Ferdinand Porsche designed and built a four-wheel driven Electric vehicle for the k. u. k. Hofwagenfabrik Ludwig Lohner & Co. at Vienna in 1899, presented to the public during the 1900 World Exhibition at Paris. The vehicle was powered by an electric hub motor at each wheel. Although clumsily heavy, the vehicle proved a powerful sprinter and record-breaker in the hands of its owner E.W. Hart. Due to its unusual status the so-called Lohner-Porsche is not widely credited as the first four-wheel driven automobile.

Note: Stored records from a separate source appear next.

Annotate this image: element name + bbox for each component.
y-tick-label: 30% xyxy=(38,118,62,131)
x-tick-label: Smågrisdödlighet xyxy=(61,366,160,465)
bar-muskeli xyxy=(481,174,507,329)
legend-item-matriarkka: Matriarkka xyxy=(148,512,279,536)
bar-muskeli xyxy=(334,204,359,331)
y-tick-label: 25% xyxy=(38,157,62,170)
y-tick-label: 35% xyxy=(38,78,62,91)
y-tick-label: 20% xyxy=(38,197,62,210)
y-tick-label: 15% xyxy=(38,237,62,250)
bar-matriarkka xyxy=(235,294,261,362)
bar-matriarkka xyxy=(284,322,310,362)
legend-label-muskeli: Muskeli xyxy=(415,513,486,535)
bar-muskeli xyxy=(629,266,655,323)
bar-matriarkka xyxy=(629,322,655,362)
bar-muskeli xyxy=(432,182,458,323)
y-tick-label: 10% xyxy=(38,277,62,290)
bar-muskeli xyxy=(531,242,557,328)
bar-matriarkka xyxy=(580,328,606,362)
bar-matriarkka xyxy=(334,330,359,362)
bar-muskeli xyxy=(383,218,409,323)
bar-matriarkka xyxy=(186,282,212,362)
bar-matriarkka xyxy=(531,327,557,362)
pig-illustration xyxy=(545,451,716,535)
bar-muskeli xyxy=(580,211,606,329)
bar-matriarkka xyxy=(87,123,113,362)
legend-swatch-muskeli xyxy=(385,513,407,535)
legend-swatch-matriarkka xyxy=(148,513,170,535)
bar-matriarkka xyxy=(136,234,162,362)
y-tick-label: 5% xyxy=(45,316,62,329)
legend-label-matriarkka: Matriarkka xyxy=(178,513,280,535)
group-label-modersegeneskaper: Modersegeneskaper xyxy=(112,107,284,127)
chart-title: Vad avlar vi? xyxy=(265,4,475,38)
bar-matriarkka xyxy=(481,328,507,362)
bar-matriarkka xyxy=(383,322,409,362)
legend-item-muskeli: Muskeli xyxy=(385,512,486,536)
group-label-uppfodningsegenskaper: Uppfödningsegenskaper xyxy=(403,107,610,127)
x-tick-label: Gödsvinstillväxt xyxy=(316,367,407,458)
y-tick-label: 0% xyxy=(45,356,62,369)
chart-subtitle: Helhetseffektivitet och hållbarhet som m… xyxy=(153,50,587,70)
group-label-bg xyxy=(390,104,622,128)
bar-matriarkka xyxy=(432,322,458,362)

The first four-wheel drive car, as well as hill-climb racer, with internal combustion engine, the Spyker 60 H.P., was presented in 1903 by Dutch brothers Jacobus and Hendrik-Jan Spijker of Amsterdam. The two-seat sports car, which was also the first ever car equipped with a six-cylinder engine, is now an exhibit in the Louwman Collection (the former Nationaal Automobiel Museum) at Raamsdonksveer in The Netherlands.

Designs for four-wheel drive in the U.S., came from the Twyford Company of Brookville, Pennsylvania in 1905, six were made there around 1906; one still exists and is displayed annually.[6] The second U.S. four-wheel drive vehicle was built in 1908 by (what became) the Four Wheel Drive Auto Company (FWD) of Wisconsin (not to be confused with the term "FWD" as an acronym for front-wheel drive). FWD would later produce over 20,000 of its four-wheel drive Model B trucks for the British and American armies during World War I. Thousands of the Jeffery Quad (1913-1919) were similarly used ...

Vleeptron Dude said...

And I gotta brag ... I drove a huge green International Harvester Travelall -- sort of like a station wagon on steroids -- all the way around Mexico, it took us EVERYWHERE and ANYWHERE!

The only problem with it was ... I didn't know at the time the Travelall was Mexico's favorite hearse. In new towns, a serious-looking businessman in a dark suit would try to buy it from me. (You couldn't buy it in Mexico or import it from the USA.)

So I spent months driving all over Mexico in a big green hearse. No wonder people stared at me oddly ...

But man I am telling you that sucker would go ANYWHERE! And gas in Mexico at that time was practically FREE!